Before we jump into the questions, please introduce yourself.
Hi, I’m Connally and I run a size-inclusive, sustainable clothing line in Vancouver, Canada. I’d studied design in England, but it was clear that size inclusion wasn’t important to Central Saint Martins. As such, I left the program to work directly in the industry, working with a silk merchant and as a custom tailor, which allowed for much more real-life application of the skills that I’d taught myself. After moving around several countries (and continents!) with my adventurous parents and later on my own, I returned to Vancouver when I was 26. From there, I worked for other labels, and lastly for a mass-scale clothing distributor.
It was a struggle, both for my mental and physical health, as I am diagnosed with chronic anxiety, depression and Borderline Personality Disorder, but the pay was decent and it was teaching me a lot about what NOT to do ethically or environmentally.
In 2018, I fell and fractured my skull, resulting in more permanent disabilities, which caused me to step back, stop all work, and think about what it means to run a sustainable business. I mean that not just from an environmental standpoint, but also, what can we physically, financially, ethically, AND ecologically shift to make things truly sustainable from all facets. Now, four years into recovery, I’ve regained 60% of my hearing, and have a wonderful doctor who specializes in neurology and occupational therapy for my hands, which both have De Quervains Tenosynovitis after years of sewing. For me, sustainability is a whole-body, whole-business, whole-life practice, ever evolving and growing.
1. What makes a garment sustainable? Sustainability has moved so far from the collectively beige connotations that “ecofashion” carried for many years. Now we see new water and plant based dyes, all sorts of new technical fabrics, and it has become more confusing for people to discern what that term means. A sustainable garment needs to answer: how, where and who processed the fibres? Same goes for the fabric–does it have synthetic fibres, or will it naturally biodegrade in our lifetime? Also, for the design itself–do the pattern pieces create excess waste? Can the styles be easily tailored or modified as our bodies naturally shift? Does the shop you bought it from use plastic packaging? Do they pay their employees LIVING wages? Sustainability has too many tangents to be summed up in a word or phrase, so I encourage folks to ask these questions both to themselves, and to the companies they shop from.
2. Why does size inclusivity matter to you? Size inclusion, as with ethical and ecological standards, is simply the most basic component to making a good design. Yes, there will always be styles and cuts of garments that better suit some bodies, and other styles will suit other bodies…however, I would almost describe those as wearable art. Clothing is a necessity, a human need, and so for any product or garment design, it must be engineered for universal use. If it isn’t size inclusive or functional for diverse bodies, it isn’t a good design yet. That doesn’t mean garments won’t need alterations for individual shapes, but when you design with style and seam lines that allow for easy modification, there is no reason to not offer sizing beyond 5X.

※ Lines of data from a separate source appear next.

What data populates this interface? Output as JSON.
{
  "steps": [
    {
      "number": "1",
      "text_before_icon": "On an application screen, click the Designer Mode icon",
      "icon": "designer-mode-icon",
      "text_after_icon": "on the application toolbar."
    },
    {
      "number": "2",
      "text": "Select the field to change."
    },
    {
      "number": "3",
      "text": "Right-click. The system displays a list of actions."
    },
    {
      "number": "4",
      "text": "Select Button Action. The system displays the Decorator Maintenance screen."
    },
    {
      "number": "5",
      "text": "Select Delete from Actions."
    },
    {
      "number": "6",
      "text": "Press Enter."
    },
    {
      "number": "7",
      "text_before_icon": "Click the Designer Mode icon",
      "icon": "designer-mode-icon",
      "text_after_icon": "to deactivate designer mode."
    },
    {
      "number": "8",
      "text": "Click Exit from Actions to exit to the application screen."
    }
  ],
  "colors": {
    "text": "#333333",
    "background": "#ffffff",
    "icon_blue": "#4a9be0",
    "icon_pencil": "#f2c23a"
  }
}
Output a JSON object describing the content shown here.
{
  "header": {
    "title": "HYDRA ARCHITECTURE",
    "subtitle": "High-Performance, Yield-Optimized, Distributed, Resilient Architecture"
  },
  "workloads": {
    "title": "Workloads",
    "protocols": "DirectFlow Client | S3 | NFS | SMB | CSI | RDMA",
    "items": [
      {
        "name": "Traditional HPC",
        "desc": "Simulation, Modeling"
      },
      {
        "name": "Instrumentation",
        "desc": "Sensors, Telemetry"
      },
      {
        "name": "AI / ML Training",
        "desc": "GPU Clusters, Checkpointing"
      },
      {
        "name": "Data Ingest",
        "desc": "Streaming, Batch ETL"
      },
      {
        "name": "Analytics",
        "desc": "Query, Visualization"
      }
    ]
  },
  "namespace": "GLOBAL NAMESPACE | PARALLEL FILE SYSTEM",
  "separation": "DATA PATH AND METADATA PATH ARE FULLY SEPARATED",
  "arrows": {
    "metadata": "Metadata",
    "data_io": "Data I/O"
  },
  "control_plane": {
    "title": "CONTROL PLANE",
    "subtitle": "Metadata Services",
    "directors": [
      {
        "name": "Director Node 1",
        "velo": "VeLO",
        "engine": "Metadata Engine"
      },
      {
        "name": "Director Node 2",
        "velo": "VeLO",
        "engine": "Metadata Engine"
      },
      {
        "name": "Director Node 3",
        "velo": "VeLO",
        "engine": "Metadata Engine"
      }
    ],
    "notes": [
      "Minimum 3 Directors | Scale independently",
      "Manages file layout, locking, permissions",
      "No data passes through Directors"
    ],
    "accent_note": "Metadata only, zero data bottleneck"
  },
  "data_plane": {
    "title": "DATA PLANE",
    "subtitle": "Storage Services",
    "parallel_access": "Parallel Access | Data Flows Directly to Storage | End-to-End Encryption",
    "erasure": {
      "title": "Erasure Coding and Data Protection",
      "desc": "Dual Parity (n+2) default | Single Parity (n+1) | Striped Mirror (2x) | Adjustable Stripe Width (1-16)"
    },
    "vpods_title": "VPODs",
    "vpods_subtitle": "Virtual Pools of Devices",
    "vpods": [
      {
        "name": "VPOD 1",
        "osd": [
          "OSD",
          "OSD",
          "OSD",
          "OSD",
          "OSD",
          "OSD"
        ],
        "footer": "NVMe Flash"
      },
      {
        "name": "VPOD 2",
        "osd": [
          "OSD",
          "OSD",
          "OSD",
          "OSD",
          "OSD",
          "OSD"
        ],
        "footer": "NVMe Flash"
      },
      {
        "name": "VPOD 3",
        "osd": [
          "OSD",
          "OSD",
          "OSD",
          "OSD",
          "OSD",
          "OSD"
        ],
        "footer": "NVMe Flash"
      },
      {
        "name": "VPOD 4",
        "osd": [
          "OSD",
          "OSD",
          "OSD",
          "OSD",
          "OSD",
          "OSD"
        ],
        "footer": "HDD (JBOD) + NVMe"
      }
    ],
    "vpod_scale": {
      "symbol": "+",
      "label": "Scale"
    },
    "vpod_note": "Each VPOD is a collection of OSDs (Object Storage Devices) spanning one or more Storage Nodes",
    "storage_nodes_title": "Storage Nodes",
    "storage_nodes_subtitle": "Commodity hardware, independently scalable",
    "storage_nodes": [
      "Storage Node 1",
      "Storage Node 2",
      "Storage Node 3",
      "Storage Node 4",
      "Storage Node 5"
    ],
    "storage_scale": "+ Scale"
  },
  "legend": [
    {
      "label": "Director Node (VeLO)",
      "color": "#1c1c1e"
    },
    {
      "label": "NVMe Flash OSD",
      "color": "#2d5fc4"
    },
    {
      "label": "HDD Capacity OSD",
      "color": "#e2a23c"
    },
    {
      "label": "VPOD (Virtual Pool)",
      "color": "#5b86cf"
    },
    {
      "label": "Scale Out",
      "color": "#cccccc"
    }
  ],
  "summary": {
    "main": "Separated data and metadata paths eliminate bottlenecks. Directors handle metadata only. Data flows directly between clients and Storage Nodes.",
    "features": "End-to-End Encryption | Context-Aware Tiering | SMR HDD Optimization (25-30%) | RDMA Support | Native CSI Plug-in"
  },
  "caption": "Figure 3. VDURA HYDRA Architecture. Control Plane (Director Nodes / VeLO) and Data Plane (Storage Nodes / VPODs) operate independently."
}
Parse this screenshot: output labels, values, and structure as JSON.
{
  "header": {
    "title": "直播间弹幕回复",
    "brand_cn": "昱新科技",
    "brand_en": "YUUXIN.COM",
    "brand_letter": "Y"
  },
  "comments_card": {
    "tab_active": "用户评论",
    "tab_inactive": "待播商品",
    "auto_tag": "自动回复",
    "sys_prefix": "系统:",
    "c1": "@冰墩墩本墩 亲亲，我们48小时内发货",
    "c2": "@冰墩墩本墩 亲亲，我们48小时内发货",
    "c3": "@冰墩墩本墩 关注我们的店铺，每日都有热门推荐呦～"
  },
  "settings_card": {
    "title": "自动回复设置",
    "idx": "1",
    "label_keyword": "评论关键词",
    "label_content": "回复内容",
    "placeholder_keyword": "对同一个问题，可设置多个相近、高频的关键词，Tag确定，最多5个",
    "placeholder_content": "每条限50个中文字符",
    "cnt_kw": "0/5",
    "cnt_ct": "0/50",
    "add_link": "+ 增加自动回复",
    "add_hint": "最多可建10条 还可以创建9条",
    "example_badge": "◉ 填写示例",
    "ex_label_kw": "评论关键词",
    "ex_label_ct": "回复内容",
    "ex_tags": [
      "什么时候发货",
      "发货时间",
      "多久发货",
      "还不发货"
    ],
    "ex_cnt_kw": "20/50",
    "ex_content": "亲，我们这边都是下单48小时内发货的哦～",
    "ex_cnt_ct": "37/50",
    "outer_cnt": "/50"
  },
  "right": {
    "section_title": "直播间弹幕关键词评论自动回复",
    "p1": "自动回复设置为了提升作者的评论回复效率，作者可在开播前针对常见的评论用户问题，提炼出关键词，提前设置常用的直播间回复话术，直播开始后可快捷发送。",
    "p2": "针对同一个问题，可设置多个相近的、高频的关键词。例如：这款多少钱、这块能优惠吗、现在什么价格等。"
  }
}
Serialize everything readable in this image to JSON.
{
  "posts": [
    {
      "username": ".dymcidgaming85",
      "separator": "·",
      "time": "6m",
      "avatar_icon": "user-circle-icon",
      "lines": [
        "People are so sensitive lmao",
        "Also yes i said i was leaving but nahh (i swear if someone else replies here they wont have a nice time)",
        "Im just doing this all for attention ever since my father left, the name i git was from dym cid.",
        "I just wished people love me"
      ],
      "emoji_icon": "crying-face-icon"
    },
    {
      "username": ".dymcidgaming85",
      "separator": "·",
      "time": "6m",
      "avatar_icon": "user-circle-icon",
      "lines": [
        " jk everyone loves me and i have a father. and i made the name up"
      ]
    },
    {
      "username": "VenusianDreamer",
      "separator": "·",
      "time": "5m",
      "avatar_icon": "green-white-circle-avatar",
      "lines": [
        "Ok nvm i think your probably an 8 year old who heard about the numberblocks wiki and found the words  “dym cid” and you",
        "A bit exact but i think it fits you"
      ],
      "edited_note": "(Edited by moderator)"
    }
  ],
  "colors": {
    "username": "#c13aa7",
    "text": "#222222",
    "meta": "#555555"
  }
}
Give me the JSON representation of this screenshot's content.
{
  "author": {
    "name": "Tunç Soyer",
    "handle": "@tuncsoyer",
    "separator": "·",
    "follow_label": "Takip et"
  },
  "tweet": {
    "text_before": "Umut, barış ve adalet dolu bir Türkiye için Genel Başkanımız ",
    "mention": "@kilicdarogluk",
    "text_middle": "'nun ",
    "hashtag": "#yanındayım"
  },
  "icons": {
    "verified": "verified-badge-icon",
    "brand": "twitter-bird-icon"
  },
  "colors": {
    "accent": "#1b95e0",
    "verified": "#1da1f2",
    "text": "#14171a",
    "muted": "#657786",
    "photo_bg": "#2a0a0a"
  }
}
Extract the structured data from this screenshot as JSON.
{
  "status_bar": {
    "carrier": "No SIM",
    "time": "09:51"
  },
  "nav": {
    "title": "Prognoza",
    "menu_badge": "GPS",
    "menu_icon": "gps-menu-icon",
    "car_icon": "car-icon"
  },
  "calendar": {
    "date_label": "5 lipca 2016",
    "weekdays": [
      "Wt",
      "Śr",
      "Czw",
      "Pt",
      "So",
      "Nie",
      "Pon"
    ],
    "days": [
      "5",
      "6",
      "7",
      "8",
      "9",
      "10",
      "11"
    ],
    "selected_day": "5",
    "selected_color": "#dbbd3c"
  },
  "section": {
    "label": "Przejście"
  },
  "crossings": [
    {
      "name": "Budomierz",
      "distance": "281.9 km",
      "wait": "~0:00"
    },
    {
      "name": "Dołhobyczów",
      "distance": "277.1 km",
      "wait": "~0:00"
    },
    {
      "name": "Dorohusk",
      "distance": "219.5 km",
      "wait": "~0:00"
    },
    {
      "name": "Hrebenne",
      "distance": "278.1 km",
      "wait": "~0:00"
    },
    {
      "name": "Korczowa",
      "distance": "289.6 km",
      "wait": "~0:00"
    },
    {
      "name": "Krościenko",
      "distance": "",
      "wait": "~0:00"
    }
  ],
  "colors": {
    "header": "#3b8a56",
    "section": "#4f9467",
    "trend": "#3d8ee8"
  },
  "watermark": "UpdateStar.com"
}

I live in a very privileged body, so it’s important to have team members informing the process with their lived experience in marginalized bodies (Check out the Seam Team page on the website!). Inclusion means putting action behind intention, and fair compensation and representation. Fatphobia gallops through every industry, but we have the opportunity and responsibility to shift the narrative and truly make clothing for everyBODY. It’s not revolutionary; it’s the barest minimum.
3. What piece are you most proud of in your collection and why? Tough question! I’m truly in love with every piece, as I don’t design around trends, but the Ramona Trousers have been a runaway hit. Part of why I love them is that they are designed to easily be modified, not just in flat pattern making, but in three-dimensional, dynamic pattern grading. The Raw Denim has quickly become a cult favourite, if it’s possible to do that within a year, but we are revisiting the design with tencel twill, a much drapier fabric. Also, based on feedback from the community, we’ve slightly tweaked the design for more range of motion through the thighs, seat and crotch, and also are adding a third inseam length option, so folks can choose between: Standard/.Crop, Long, and Longer! 24″, 28″ and 32″ inseam lengths respectively.
Ooh, and a tie would have to be with the Bradley Shoes, which have been proven staple pieces, and also because we can offer them completely made to measure, and in gender-affirming sizes. I work closely with my friend and partner in Bali, Pipit, who works with her sisters and the local community to produce them using farm hides, so nothing goes to waste, and the families are paid Canadian wages, which goes further to support them. No dodgy work conditions, no sketchy communication, everything transparent and now that we’ve been working together for over 2 years, we’ve built a friendship with other artisans in Pipit’s village, and are working on providing additional opportunities.